Power clique uses PMDC to gain monopoly over medical education

KU has been granting medical degrees since 1951, has now been told to secede from its affiliated colleges

KARACHI:


Succumbing to the demands of a power clique that took over the country's prime regulatory body of medical education - the Pakistan Medical and Dental Council (PMDC) - last year, the Karachi University's (KU) vice-chancellor Dr Muhammad Qaiser has announced admissions to the university's 'medical college' that has yet to see the light of day.


The vice-chancellor made the announcement in reaction to the PMDC's tactics of pressing the university to secede from its 13 affiliated medical and dental colleges since it does not have a constituent medical or dental college of its own.

Ironic as it may seem, the PMDC's controversial caretakers are conspiring against the university that has been awarding medicine degrees since its inception in 1951 and thousands of healthcare professionals in the country feel privileged of having their names attached to the institution.

Incidentally, Prof Dr Masood Hameed Khan, who as a result of an unlawful election, was elected unopposed as the PMDC president, has a legal proviso in the PMDC (Amendment) Act, 2012, to cite in justification of the controversial move.  It is, however, no coincidence that Dr Khan got the hang of this proviso around two years after the passage of the amendment when his cronies are toiling to establish the Sindh PMDC to have absolute control over the medical education and healthcare profession in Sindh.


On the pretext of 'provincial autonomy', the provincial government's plans, orchestrated by a private sector group, are afoot in this direction. It is only fitting then that Prof Dr Syed Tipu Sultan, elected councillor at the College of Physicians and Surgeons Pakistan, equates the PMDC's devolution to introducing the province to a new level of deterioration in medical education and profession.
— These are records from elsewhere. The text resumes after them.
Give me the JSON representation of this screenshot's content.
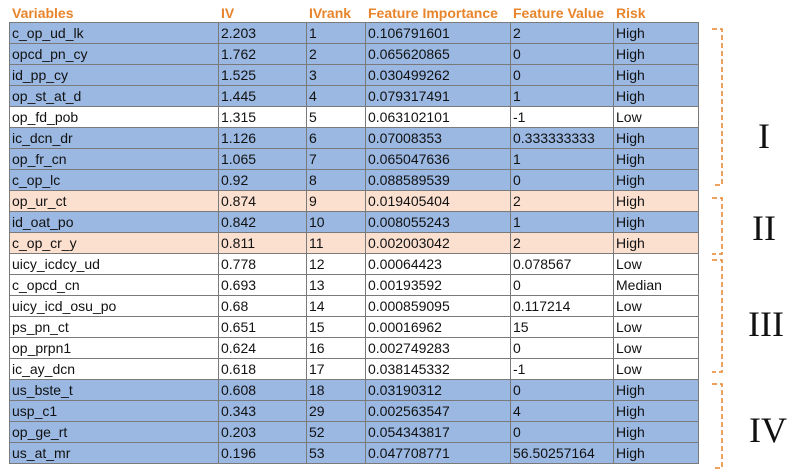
{
  "table": {
    "headers": [
      "Variables",
      "IV",
      "IVrank",
      "Feature Importance",
      "Feature Value",
      "Risk"
    ],
    "rows": [
      {
        "group": "blue",
        "cells": [
          "c_op_ud_lk",
          "2.203",
          "1",
          "0.106791601",
          "2",
          "High"
        ]
      },
      {
        "group": "blue",
        "cells": [
          "opcd_pn_cy",
          "1.762",
          "2",
          "0.065620865",
          "0",
          "High"
        ]
      },
      {
        "group": "blue",
        "cells": [
          "id_pp_cy",
          "1.525",
          "3",
          "0.030499262",
          "0",
          "High"
        ]
      },
      {
        "group": "blue",
        "cells": [
          "op_st_at_d",
          "1.445",
          "4",
          "0.079317491",
          "1",
          "High"
        ]
      },
      {
        "group": "white",
        "cells": [
          "op_fd_pob",
          "1.315",
          "5",
          "0.063102101",
          "-1",
          "Low"
        ]
      },
      {
        "group": "blue",
        "cells": [
          "ic_dcn_dr",
          "1.126",
          "6",
          "0.07008353",
          "0.333333333",
          "High"
        ]
      },
      {
        "group": "blue",
        "cells": [
          "op_fr_cn",
          "1.065",
          "7",
          "0.065047636",
          "1",
          "High"
        ]
      },
      {
        "group": "blue",
        "cells": [
          "c_op_lc",
          "0.92",
          "8",
          "0.088589539",
          "0",
          "High"
        ]
      },
      {
        "group": "peach",
        "cells": [
          "op_ur_ct",
          "0.874",
          "9",
          "0.019405404",
          "2",
          "High"
        ]
      },
      {
        "group": "blue",
        "cells": [
          "id_oat_po",
          "0.842",
          "10",
          "0.008055243",
          "1",
          "High"
        ]
      },
      {
        "group": "peach",
        "cells": [
          "c_op_cr_y",
          "0.811",
          "11",
          "0.002003042",
          "2",
          "High"
        ]
      },
      {
        "group": "white",
        "cells": [
          "uicy_icdcy_ud",
          "0.778",
          "12",
          "0.00064423",
          "0.078567",
          "Low"
        ]
      },
      {
        "group": "white",
        "cells": [
          "c_opcd_cn",
          "0.693",
          "13",
          "0.00193592",
          "0",
          "Median"
        ]
      },
      {
        "group": "white",
        "cells": [
          "uicy_icd_osu_po",
          "0.68",
          "14",
          "0.000859095",
          "0.117214",
          "Low"
        ]
      },
      {
        "group": "white",
        "cells": [
          "ps_pn_ct",
          "0.651",
          "15",
          "0.00016962",
          "15",
          "Low"
        ]
      },
      {
        "group": "white",
        "cells": [
          "op_prpn1",
          "0.624",
          "16",
          "0.002749283",
          "0",
          "Low"
        ]
      },
      {
        "group": "white",
        "cells": [
          "ic_ay_dcn",
          "0.618",
          "17",
          "0.038145332",
          "-1",
          "Low"
        ]
      },
      {
        "group": "blue",
        "cells": [
          "us_bste_t",
          "0.608",
          "18",
          "0.03190312",
          "0",
          "High"
        ]
      },
      {
        "group": "blue",
        "cells": [
          "usp_c1",
          "0.343",
          "29",
          "0.002563547",
          "4",
          "High"
        ]
      },
      {
        "group": "blue",
        "cells": [
          "op_ge_rt",
          "0.203",
          "52",
          "0.054343817",
          "0",
          "High"
        ]
      },
      {
        "group": "blue",
        "cells": [
          "us_at_mr",
          "0.196",
          "53",
          "0.047708771",
          "56.50257164",
          "High"
        ]
      }
    ]
  },
  "groups": [
    {
      "label": "I"
    },
    {
      "label": "II"
    },
    {
      "label": "III"
    },
    {
      "label": "IV"
    }
  ],
  "colors": {
    "header_text": "#e8842a",
    "high_row": "#9ab8e2",
    "highlight_row": "#fbe0d0",
    "bracket": "#e8842a"
  }
}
The amendment in the PMDC Ordinance of 1962 has changed the very definition of the Pakistani universities that are now to be recognised by the PMDC, and thus eligible to grant affiliation to the medical and dental colleges. The universities having a medical or dental faculty, including the Karachi University, that were earlier recognised under the actual PMDC Ordinance for granting medical qualifications will now have to have a "constituent medical or dental college".

In contrast, the Act of the Parliament through which the KU was established, affirms its prerogative to grant affiliation to medical and dental colleges since a faculty of medicine as well as a board of studies have been a constituent part of the university under the same Act. Here, the two laws are in conflict with each other and only adjudication by the superior judiciary can help remove the anomaly.

In relation to these developments, the KU administration has miserably failed on two counts. It did not challenge the contentious amendment when it was tabled in the National Assembly at the behest of some groups with vested interests in the PMDC. Secondly, the university, if it inevitably had to, did not take timely measures to establish a 'constituent medical college' of its own.

But educationists and healthcare professionals do realise the ridiculousness of the demand that prestigious public-sector universities that do have functional medicine faculties should also own a medical college in order to affiliate other medical colleges. They criticise the groups with vested interests in the PMDC of having mala fide intentions to create a monopoly on medical education and the healthcare profession. This appears true as the 13 medical and dental colleges, affiliated with the Karachi University, have been directed by the PMDC's current custodians to affiliate with a university that has its own hospital and medical college. Admittedly, the move will also transfer the millions of rupees of annual revenue from the cash-strapped KU to the intended institutions.

Published in The Express Tribune, November 6th, 2014.